Provider Quality Improvement

Our Health Plan has an ongoing Quality Assessment and Performance Improvement (QAPI) program that is comprehensive in scope and focuses its utmost attention on the quality of clinical care and services to our members. The program is tailored toward ensuring that members receive preventive health care in a timely manner and providing care management to individuals with special health care needs. The QAPI program adheres to state and federal requirements and is overseen by the Governing Board of Directors and Quality Improvement Committees.

Performance improvement and measurement is fundamental to the QAPI program. What cannot be measured cannot be improved. Therefore, it is through analysis of encounter data that we are able to identify gaps in care and recommend opportunities for improvement. The QAPI program is always seeking provider involvement, feedback and recommendations for improving the delivery of care and services.

Information on Quality Improvement Projects is available upon request.

Health Care Effectiveness Data and Information Set (HEDIS)

Our Quality Improvement Program is focused on improving member health care outcomes. We participate in a nationally recognized measurement activity called Health Care Effectiveness Data and Information Set (HEDIS).

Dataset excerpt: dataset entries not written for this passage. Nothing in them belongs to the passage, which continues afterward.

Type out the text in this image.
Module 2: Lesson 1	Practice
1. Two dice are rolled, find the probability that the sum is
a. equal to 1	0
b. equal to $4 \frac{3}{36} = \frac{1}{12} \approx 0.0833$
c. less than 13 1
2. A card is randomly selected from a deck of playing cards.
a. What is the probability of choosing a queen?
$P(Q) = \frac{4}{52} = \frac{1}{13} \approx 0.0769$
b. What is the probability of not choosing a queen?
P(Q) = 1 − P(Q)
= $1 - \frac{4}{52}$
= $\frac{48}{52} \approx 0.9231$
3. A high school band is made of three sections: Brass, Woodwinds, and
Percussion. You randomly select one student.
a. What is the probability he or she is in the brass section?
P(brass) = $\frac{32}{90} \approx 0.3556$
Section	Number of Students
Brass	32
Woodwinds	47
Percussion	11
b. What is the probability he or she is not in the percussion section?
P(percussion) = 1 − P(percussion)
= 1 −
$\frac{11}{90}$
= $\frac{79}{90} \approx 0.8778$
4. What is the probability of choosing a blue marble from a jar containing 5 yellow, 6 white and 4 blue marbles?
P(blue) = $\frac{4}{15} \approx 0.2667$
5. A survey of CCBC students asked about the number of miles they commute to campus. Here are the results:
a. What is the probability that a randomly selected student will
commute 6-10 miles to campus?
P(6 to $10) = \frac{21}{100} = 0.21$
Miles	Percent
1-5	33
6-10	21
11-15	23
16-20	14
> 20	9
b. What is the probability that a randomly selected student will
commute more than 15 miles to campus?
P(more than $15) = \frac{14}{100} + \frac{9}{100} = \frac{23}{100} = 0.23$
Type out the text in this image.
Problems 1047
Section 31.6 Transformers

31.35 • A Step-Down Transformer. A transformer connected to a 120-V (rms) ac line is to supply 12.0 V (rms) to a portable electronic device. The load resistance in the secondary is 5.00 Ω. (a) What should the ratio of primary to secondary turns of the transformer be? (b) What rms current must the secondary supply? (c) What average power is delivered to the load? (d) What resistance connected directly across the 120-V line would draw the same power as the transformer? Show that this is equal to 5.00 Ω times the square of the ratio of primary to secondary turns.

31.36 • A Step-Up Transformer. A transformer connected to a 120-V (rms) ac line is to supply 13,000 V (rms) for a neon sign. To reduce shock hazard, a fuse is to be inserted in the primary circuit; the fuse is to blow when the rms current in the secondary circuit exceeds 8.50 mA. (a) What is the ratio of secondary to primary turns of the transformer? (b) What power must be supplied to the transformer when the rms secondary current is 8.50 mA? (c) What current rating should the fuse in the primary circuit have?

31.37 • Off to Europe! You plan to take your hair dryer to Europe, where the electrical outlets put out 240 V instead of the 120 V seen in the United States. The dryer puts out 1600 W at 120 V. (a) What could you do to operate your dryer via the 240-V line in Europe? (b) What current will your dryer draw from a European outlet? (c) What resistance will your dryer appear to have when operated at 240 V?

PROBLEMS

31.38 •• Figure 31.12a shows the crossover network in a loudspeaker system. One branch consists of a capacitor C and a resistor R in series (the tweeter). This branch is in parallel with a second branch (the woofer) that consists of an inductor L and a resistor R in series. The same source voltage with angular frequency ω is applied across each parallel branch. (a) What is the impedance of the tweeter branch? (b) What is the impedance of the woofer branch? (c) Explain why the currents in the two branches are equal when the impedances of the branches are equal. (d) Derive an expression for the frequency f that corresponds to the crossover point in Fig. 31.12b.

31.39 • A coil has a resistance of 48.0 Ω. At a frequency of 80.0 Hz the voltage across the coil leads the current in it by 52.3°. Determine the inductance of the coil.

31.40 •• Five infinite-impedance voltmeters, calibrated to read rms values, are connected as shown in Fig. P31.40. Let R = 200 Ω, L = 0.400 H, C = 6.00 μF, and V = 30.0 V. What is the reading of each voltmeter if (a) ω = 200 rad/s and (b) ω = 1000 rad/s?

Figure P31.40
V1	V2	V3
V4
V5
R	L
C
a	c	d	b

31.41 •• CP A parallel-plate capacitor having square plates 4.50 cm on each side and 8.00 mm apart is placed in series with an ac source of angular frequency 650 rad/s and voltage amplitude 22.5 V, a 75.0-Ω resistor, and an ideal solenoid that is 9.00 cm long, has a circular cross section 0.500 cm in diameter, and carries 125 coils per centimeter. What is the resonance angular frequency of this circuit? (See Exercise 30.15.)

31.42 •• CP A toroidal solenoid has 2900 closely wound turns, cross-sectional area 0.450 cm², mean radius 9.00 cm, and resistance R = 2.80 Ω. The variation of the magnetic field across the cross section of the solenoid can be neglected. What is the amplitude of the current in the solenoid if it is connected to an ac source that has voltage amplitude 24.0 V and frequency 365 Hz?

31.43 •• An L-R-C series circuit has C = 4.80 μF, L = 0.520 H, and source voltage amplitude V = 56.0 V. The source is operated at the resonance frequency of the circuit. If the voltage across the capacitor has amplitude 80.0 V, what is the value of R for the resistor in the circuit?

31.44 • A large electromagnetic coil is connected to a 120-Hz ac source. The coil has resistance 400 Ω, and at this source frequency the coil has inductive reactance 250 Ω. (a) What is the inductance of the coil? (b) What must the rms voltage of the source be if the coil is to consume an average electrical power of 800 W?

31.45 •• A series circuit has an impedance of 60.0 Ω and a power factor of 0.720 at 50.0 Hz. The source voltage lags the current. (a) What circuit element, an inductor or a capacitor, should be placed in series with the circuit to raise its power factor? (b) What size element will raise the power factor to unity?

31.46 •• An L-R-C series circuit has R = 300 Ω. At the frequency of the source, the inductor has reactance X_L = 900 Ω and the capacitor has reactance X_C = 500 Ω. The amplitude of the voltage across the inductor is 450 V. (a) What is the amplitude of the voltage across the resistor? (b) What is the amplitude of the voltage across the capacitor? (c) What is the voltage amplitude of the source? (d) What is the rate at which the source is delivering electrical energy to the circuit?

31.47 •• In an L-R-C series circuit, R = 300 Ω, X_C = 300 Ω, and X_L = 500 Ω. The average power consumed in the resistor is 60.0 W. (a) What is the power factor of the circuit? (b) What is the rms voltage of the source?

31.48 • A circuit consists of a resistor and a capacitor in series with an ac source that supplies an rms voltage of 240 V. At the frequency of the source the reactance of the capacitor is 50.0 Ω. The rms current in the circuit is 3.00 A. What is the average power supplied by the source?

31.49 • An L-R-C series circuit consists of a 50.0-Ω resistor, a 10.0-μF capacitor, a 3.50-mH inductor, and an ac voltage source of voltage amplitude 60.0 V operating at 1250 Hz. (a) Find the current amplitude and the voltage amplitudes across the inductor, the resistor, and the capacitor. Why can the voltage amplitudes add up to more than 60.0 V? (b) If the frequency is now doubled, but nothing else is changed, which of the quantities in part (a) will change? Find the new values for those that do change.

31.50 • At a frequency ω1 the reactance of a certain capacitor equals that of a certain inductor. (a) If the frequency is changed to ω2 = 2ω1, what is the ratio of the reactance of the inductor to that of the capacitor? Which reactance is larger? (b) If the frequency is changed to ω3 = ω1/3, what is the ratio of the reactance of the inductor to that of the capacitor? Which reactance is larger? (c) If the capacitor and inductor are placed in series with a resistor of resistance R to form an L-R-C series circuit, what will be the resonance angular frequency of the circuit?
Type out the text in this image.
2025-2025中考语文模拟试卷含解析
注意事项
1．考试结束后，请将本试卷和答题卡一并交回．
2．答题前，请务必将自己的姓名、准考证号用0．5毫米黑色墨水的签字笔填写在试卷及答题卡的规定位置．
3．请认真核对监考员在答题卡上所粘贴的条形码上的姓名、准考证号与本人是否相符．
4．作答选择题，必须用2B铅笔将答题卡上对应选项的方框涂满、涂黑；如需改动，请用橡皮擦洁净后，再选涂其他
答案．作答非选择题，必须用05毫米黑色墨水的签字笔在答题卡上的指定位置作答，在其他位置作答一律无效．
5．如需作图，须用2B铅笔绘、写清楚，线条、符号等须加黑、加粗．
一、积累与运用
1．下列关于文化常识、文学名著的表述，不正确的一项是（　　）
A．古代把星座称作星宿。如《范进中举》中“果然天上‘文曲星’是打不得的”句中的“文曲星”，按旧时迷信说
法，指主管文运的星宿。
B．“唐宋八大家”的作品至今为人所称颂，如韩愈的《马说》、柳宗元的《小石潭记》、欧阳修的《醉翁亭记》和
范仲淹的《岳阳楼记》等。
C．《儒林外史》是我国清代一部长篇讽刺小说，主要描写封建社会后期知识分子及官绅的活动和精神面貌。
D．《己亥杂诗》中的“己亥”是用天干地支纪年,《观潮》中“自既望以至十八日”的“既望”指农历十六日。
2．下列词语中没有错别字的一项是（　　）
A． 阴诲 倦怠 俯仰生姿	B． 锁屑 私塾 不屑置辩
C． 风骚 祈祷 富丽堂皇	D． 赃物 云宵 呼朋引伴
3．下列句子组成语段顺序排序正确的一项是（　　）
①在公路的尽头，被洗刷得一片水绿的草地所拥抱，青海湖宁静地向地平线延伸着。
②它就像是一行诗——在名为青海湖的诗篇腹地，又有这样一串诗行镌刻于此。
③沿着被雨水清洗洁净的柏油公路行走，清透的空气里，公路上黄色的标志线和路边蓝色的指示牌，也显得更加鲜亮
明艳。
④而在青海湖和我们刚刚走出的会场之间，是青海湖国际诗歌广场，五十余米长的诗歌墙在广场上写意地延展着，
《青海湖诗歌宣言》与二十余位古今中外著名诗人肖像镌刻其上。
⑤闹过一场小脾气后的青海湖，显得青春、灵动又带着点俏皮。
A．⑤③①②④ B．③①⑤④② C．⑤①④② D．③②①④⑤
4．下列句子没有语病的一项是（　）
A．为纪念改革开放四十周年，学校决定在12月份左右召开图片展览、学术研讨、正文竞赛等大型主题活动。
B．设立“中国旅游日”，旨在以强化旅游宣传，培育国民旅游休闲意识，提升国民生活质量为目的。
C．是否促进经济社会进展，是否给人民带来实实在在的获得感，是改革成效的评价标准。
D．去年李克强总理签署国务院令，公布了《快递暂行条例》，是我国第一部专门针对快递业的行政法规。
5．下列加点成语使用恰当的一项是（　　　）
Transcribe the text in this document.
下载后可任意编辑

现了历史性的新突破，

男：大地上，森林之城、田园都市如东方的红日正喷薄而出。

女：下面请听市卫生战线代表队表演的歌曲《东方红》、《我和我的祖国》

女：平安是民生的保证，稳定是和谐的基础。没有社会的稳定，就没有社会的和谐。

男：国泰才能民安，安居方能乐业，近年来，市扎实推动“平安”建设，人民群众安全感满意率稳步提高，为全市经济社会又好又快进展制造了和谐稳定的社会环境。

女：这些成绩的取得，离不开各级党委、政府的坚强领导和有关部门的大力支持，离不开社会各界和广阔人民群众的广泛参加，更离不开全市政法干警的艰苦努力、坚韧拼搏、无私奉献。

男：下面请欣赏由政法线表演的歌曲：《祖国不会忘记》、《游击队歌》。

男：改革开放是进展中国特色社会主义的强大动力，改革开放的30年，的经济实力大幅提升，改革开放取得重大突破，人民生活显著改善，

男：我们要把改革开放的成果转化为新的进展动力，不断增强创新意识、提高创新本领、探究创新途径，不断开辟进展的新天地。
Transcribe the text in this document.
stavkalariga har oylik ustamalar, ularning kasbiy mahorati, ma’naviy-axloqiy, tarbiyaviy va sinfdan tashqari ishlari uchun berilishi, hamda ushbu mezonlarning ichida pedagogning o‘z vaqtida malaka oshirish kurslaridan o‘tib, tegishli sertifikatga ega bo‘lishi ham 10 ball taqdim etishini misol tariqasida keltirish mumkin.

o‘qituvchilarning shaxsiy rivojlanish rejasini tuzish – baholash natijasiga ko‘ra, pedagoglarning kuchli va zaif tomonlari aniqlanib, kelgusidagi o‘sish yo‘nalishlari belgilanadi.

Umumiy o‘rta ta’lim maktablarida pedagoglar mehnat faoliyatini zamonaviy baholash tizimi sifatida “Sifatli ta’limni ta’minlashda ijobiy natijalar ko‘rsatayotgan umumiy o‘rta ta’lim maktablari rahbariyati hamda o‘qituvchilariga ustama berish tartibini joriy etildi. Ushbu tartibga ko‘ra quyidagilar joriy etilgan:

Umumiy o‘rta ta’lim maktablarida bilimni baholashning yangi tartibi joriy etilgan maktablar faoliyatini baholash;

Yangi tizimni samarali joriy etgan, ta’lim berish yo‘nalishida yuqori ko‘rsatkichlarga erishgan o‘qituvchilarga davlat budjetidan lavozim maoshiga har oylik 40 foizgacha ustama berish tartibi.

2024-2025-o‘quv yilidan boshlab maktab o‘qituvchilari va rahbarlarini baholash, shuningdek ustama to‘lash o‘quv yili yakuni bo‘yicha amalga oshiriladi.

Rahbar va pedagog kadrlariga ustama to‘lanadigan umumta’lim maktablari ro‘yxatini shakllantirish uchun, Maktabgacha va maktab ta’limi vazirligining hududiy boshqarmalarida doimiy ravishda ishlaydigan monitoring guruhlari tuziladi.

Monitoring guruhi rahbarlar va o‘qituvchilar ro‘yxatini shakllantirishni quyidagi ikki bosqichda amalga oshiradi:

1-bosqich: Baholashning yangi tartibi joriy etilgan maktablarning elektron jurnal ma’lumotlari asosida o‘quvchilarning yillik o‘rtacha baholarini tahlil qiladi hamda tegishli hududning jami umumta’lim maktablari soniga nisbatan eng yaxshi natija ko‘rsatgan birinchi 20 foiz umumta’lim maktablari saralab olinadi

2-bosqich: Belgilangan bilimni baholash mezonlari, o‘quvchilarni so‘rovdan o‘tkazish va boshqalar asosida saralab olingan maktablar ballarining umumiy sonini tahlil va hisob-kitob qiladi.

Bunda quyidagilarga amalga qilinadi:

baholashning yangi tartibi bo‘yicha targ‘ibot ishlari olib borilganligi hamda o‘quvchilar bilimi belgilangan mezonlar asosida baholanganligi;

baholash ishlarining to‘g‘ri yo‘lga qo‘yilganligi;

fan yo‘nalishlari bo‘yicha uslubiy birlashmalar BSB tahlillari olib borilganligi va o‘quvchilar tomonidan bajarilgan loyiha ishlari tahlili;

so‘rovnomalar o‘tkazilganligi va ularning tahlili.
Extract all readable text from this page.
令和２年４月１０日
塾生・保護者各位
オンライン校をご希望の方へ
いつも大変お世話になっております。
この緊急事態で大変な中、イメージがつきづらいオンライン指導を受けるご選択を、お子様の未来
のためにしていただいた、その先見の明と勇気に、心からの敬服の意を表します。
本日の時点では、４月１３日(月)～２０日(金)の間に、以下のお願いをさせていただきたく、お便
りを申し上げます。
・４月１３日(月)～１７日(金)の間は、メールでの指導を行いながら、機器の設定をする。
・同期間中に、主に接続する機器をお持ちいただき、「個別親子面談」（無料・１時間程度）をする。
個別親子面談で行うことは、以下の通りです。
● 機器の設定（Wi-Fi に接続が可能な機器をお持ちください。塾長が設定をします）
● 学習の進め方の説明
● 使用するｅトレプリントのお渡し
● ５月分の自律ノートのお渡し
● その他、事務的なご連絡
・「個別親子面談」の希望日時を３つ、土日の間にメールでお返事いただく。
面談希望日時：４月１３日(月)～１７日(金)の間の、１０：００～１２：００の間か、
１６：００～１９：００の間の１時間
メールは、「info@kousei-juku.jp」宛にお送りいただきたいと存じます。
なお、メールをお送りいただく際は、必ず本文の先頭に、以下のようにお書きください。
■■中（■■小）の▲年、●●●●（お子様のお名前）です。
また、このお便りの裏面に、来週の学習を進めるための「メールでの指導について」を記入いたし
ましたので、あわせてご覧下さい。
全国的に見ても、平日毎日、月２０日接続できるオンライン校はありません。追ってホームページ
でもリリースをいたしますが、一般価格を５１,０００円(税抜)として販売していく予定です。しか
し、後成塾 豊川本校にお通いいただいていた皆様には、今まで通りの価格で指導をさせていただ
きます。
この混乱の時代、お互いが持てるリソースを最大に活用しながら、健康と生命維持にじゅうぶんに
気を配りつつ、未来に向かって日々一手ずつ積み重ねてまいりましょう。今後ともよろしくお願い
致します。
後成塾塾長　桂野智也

Our HEDIS measures compliance with clinical elements such as breast cancer screening, colorectal cancer screening and diabetic care on preventive screenings. Reviewing our performance on HEDIS measures not only demonstrates our commitment to quality, it also helps us identify areas for improvement. HEDIS was designed to compare health plan performance across plans and against benchmarks. Annually we share our results with our high volume providers stating their individual performance as well as the overall agency performance for HEDIS.